La trattativa per la cessione dell’Udinese si è arenata. Secondo quanto riportato da Il Gazzettino, le attese per una svolta nella giornata di ieri sono andate deluse. Lo stallo coinvolge una delicata operazione da circa 200 milioni di euro, seguita da mesi da un noto studio legale milanese. I dettagli della frenata non sono stati resi noti, ma l’impressione è che le parti stiano ancora cercando un’intesa definitiva su punti cruciali.
Il club bianconero, al momento, non è ufficialmente in vendita. È stato il gruppo statunitense a farsi avanti con l’interesse per rilevare il 100% della proprietà, in un’operazione che fin dall’inizio è stata impostata su un’uscita completa della famiglia Pozzo, senza modelli ibridi come quello adottato all’Atalanta. Tuttavia, i rallentamenti attuali mettono in discussione anche l’impianto originario: il rischio che tutto salti è ora più concreto.
Il quotidiano friulano sottolinea che “il pallino è nelle mani degli americani”, i quali, se desiderano riattivare la trattativa, devono agire con una mossa concreta. Da parte loro, i Pozzo non hanno intenzione di affrettare i tempi, continuando a gestire il club nella piena operatività, soprattutto sul piano tecnico e di mercato.
L’incertezza che circonda il futuro societario preoccupa l’area sportiva, dove il tecnico Kosta Runjaic, da poco riconfermato, e il direttore sportivo Gökhan Inler attendono risposte chiare. La società, per evitare contraccolpi sulla programmazione della stagione, ha intensificato le attività di mercato con Gino Pozzo e Gianluca Nani impegnati a 360 gradi.
Nel frattempo, l’ipotesi di un rinvio della trattativa a dopo l’inizio del campionato non è da escludere, quando l’Udinese avrà una fisionomia più definita e le dinamiche sportive potranno influenzare anche le strategie societarie. Il club continua a essere solido, ma la necessità di chiarezza è sentita sia dai professionisti coinvolti che da un ambiente che guarda con attenzione agli sviluppi.

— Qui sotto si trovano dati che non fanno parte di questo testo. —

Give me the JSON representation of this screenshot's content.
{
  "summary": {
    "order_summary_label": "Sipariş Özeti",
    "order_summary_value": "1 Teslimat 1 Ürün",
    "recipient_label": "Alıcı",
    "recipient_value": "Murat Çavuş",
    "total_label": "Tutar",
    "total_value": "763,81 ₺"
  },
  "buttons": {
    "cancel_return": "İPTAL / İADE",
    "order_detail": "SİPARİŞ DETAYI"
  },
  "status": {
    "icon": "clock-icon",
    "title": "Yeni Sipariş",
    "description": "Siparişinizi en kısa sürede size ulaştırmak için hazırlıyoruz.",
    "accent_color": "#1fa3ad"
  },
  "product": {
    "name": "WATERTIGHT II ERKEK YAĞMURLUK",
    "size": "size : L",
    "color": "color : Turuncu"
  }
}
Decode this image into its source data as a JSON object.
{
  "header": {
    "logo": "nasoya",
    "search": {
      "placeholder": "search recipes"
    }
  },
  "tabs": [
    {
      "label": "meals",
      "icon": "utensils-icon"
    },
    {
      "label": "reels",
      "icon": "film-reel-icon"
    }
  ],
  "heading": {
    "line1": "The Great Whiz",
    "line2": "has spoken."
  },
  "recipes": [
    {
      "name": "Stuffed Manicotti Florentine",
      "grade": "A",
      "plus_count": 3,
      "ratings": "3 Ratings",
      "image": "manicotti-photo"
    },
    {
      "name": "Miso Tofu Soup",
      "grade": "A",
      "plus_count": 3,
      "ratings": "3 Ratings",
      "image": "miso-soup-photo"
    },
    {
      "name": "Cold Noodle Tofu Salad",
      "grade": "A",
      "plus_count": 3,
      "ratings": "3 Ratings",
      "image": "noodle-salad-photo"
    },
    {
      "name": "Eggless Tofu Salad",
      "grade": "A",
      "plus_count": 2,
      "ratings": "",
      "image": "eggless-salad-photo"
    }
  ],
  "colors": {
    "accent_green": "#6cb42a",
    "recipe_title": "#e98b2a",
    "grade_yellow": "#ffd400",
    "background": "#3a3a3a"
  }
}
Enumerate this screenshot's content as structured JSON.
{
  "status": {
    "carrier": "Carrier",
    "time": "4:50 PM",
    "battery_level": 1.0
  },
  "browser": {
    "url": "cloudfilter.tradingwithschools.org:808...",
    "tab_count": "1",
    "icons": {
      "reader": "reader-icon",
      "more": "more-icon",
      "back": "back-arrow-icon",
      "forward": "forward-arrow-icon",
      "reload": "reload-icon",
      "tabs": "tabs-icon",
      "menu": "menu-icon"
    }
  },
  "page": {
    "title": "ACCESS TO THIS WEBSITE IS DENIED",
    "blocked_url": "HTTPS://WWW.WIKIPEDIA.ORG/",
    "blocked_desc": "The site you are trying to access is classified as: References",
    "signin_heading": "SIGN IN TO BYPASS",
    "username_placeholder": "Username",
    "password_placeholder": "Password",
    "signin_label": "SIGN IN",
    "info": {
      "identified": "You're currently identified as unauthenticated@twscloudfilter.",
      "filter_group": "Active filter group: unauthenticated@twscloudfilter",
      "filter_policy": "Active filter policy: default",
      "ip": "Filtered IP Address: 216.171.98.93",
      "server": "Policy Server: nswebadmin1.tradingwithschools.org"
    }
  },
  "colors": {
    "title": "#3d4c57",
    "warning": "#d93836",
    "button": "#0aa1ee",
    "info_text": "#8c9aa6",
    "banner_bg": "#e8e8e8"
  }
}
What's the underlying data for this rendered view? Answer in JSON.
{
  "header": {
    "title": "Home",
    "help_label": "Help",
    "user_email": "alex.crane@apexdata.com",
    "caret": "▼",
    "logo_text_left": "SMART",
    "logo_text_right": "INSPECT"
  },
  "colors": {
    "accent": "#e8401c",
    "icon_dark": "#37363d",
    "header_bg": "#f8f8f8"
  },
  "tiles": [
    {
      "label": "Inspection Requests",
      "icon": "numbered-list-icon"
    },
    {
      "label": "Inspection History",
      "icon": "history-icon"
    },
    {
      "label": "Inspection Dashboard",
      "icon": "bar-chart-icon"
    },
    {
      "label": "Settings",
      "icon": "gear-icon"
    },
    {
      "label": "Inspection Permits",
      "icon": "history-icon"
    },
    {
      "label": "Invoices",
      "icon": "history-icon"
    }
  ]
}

L’America, dunque, per ora resta lontana, ma non è escluso un ritorno di fiamma nei prossimi mesi. La vicenda resta aperta a ogni scenario, incluso quello di una permanenza della proprietà attuale, che intanto mantiene saldo il timone del club friulano.



Siete dei mercenari vi interessa solo i soldi 💰
E il Watford in Inghilterra girano tanti 💶💶💶in quel campionato
La devi tenere come da contratto dello Stadio x 99 anni,x sempre la nostra identità Friulana.Punto.Tutti parlano ma i soldi sono una cosa seria,tra il dire il fare c’è di mezzo il mare.
Si e bacheca vuota zero tituli , però se va bene sopra la terzultima in serie A.
Tira tira la corda o prima o poi si spacca.
Gonfiando l’Inghilterra Watford poi ti saluto
Tutta strategia….i Pozzo vogliono vendere tutto altro che ” modello Atalanta” o 20% di quote…a questi frega niente vogliono solo monetizzare tutto…e finché non avranno venduto tutti i pezzi pregiati etcc non accetteranno alcuna proposta….con le cessioni monetizzeranno soldi non compresi nell’ offerta…chiamali stupidi!
Pozzo Number One
Per incassare con il suo Watford si
Fanno bene fino che ci sono i pozzo siamo in serie A .
E zero zero tituli coppe ecc.
💶💶💶💶💶 E soldi per il Watford
Dall’era Gigino compra a uno e vende a tre quattro ecc. a parametri zero e vende , a noi scarti dal Watford e pagati parecchio vedi kamara per girare capitale in Inghilterra questa è la programmazione Gigino
Puoi credere che pozzo dia via la miniera D oroooooo😁😁😀😀😀
Vero però il tempo è galantuomo tira la corda o prima o poi si spacca cioè noi tifosi l’udinese
Pozzo vattene.
👏👏👏👏👏👏👏👏👏👏👏👏👏👏👏👏👏👏👏👏👏👏👏👏👏👏👏👏👏👏👏👏👏👏👏👏👏👏👏👏👏👏👏👏👏👏👏👏
Cari Yankee, fûr i bês o fûr dai coions.